Scientific Advisory Committee
I have taken a different strategy on this task than originally proposed. I’m a member of the California Ocean Science Trust (Cal-OST), which provides technical expertise to the California Oceans Protection Council. Currently, the Trust is working with the OPC to create a Scientific Advisory Board that will include 12 to 15 of the leading coastal scientists in California. Additionally, our hope is to create a registry of scientists in California that are working on ocean science issues. I chaired the Cal-OST committee on creating the scientific advisory board and we set the criteria for eligibility. Applications are currently being reviewed. In essence, one of my major goals is being implemented as a larger process through the OPC and Cal-OST.
Heal the Bay’s work on beaches continues to expand:
1) We partnered with the Southern California Coastal Waters Research Project (SCCWRP), UC Berkeley and others to complete a multi-year epidemiology study on people who swim in the runoff contaminated waters of Doheny Beach and Malibu Surfrider Beach.
2) We initiated another epidemiology study at Avalon on Catalina. The USEPA paid for us to complete this study. Although the study went extremely well from the standpoint of water quality results (highly variable), we were unable to interview enough subjects to complete the study. We will likely continue the study this summer.
3) Our source identification study with SCCWRP for Los Angeles County on two polluted watersheds in Malibu: Ramirez and Escondido Canyons was stopped after 6 weeks because of lack of flow. We will continue this effort early this spring.
4) Confidentially, I continue to serve as a technical expert to the NRDC on litigation against the EPA for their failure to develop national beach water quality criteria by the deadline in the Federal BEACH Act.

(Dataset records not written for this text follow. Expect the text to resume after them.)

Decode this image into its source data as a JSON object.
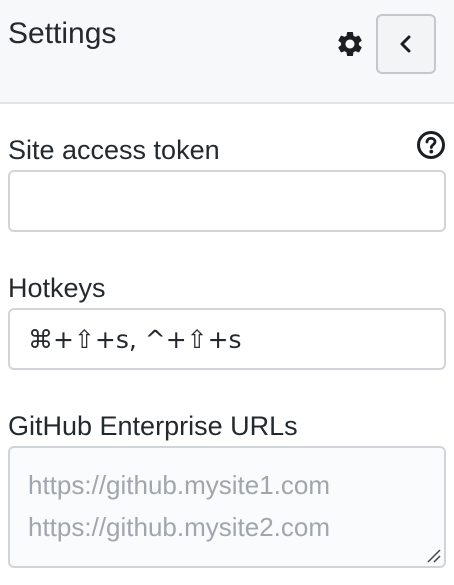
{
  "header": {
    "title": "Settings",
    "gear_icon": "gear-icon",
    "back_icon": "chevron-left-icon"
  },
  "fields": {
    "token": {
      "label": "Site access token",
      "value": "",
      "help_icon": "question-circle-icon"
    },
    "hotkeys": {
      "label": "Hotkeys",
      "value": "⌘+⇧+s, ^+⇧+s"
    },
    "enterprise": {
      "label": "GitHub Enterprise URLs",
      "value": "",
      "placeholder": "https://github.mysite1.com\nhttps://github.mysite2.com"
    }
  },
  "colors": {
    "header_bg": "#f6f8fa",
    "text": "#24292e",
    "border": "#d1d5da",
    "placeholder": "#a0a6ad"
  }
}
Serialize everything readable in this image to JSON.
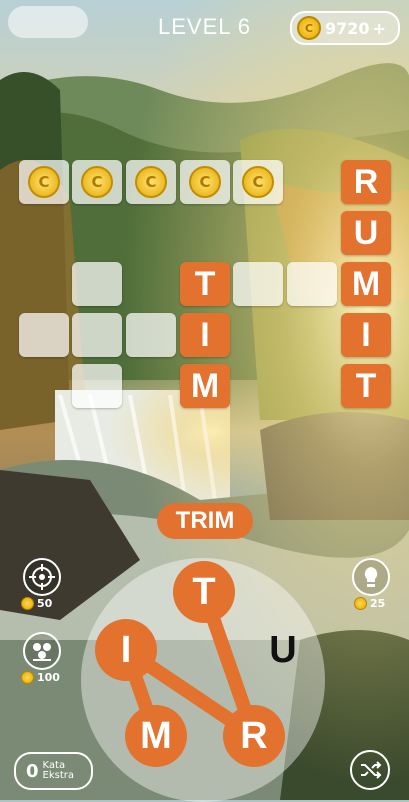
{
  "header": {
    "level_label": "LEVEL 6",
    "coins": "9720",
    "plus": "+"
  },
  "board": {
    "coin_tile_letter": "C",
    "trim_letters": [
      "T",
      "I",
      "M"
    ],
    "rumit_letters": [
      "R",
      "U",
      "M",
      "I",
      "T"
    ]
  },
  "current_word": "TRIM",
  "wheel": {
    "letters": [
      "T",
      "I",
      "U",
      "M",
      "R"
    ]
  },
  "powerups": {
    "target_price": "50",
    "multi_price": "100",
    "hint_price": "25"
  },
  "extra": {
    "count": "0",
    "label_line1": "Kata",
    "label_line2": "Ekstra"
  },
  "colors": {
    "accent": "#e2722e",
    "tile_empty": "#ffffffb8"
  }
}
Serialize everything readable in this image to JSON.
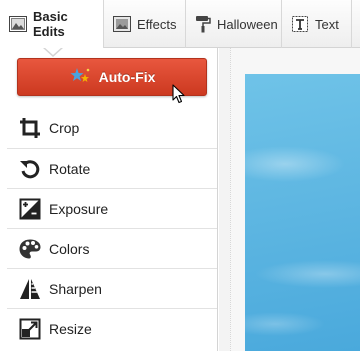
{
  "tabs": [
    {
      "label": "Basic Edits",
      "icon": "image-icon",
      "active": true
    },
    {
      "label": "Effects",
      "icon": "picture-frame-icon",
      "active": false
    },
    {
      "label": "Halloween",
      "icon": "paint-roller-icon",
      "active": false
    },
    {
      "label": "Text",
      "icon": "text-box-icon",
      "active": false
    }
  ],
  "autofix": {
    "label": "Auto-Fix",
    "icon": "sparkle-stars-icon",
    "color": "#d9432a"
  },
  "tools": [
    {
      "label": "Crop",
      "icon": "crop-icon"
    },
    {
      "label": "Rotate",
      "icon": "rotate-icon"
    },
    {
      "label": "Exposure",
      "icon": "exposure-icon"
    },
    {
      "label": "Colors",
      "icon": "palette-icon"
    },
    {
      "label": "Sharpen",
      "icon": "sharpen-icon"
    },
    {
      "label": "Resize",
      "icon": "resize-icon"
    }
  ]
}
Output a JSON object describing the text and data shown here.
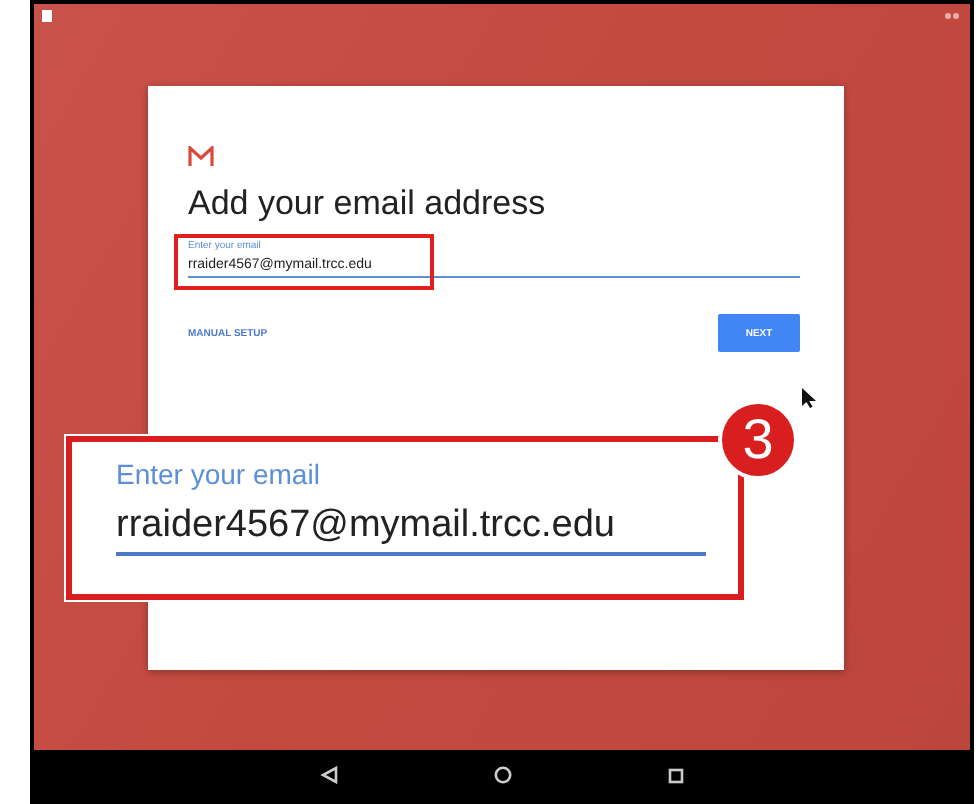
{
  "card": {
    "title": "Add your email address",
    "email_field": {
      "label": "Enter your email",
      "value": "rraider4567@mymail.trcc.edu"
    },
    "buttons": [
      {
        "label": "MANUAL SETUP",
        "kind": "text"
      },
      {
        "label": "NEXT",
        "kind": "filled"
      }
    ]
  },
  "callout": {
    "step": "3",
    "label": "Enter your email",
    "value": "rraider4567@mymail.trcc.edu"
  }
}
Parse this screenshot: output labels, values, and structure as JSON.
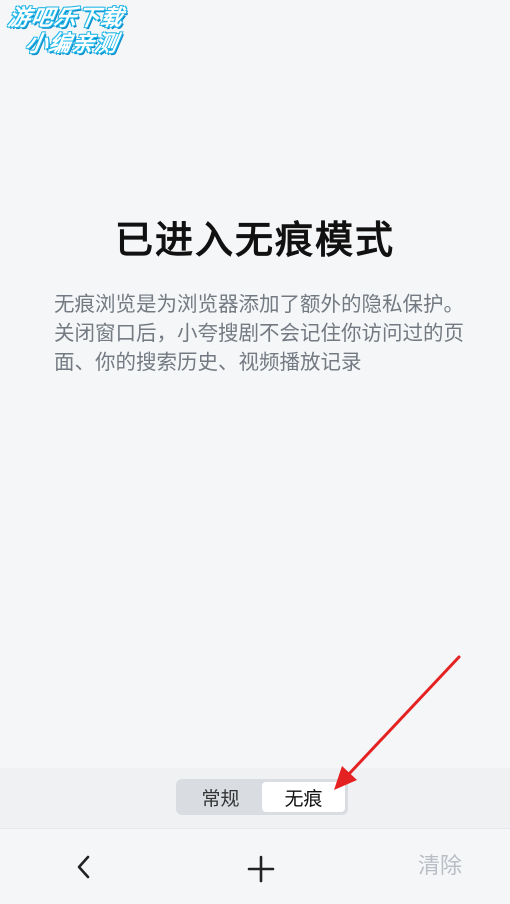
{
  "watermark": {
    "line1": "游吧乐下载",
    "line2": "小编亲测"
  },
  "content": {
    "title": "已进入无痕模式",
    "description": "无痕浏览是为浏览器添加了额外的隐私保护。关闭窗口后，小夸搜剧不会记住你访问过的页面、你的搜索历史、视频播放记录"
  },
  "mode_toggle": {
    "options": [
      "常规",
      "无痕"
    ],
    "selected": "无痕"
  },
  "toolbar": {
    "back_icon": "chevron-left-icon",
    "add_icon": "plus-icon",
    "clear_label": "清除"
  },
  "colors": {
    "background": "#f5f6f8",
    "annotation_arrow": "#e52222",
    "disabled_text": "#b9bec4"
  }
}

The case is headed to trial this April.
5) Heal the Bay was successful in convincing the State Water Board to fund time for experts to help coastal cities and counties create effective project proposals for the California Clean Beach Initiative: over $100 million allocated to clean up the state’s most polluted beaches. I have provided expertise on a number of Southern California beaches, but have not charged for my expertise on these issues because the amount of time spent on each project didn’t merit it. This may change in the near future.
Heal the Bay signed an MOU with the City and County of Los Angeles and a contract with Geosyntec (a consulting firm) to manage a $330,000 project to develop a quantitative watershed management tool for the Ballona Creek watershed. The tool would allow cities to determine what clean-up technologies are needed to reduce stormwater pollution enough to meet water quality standards. The project is ongoing and has resulted in work product that could be incredibly useful for getting cities, developers and industries to implement treatment devices designed to meet numeric performance and design storm criteria.
The last two years have demonstrated that government agencies are eager to pay Heal the Bay market rates for its work on a wide variety of coastal pollution projects. There is no question that the organization can continue to provide these services in a manner that focuses on projects that are beneficial to the goals and mission of Heal the Bay. The business plan will provide information on whether or not NGOs can use and pay for Heal the Bay’s technical expertise, and if foundations are willing to fund NGOs for our expertise on specific projects.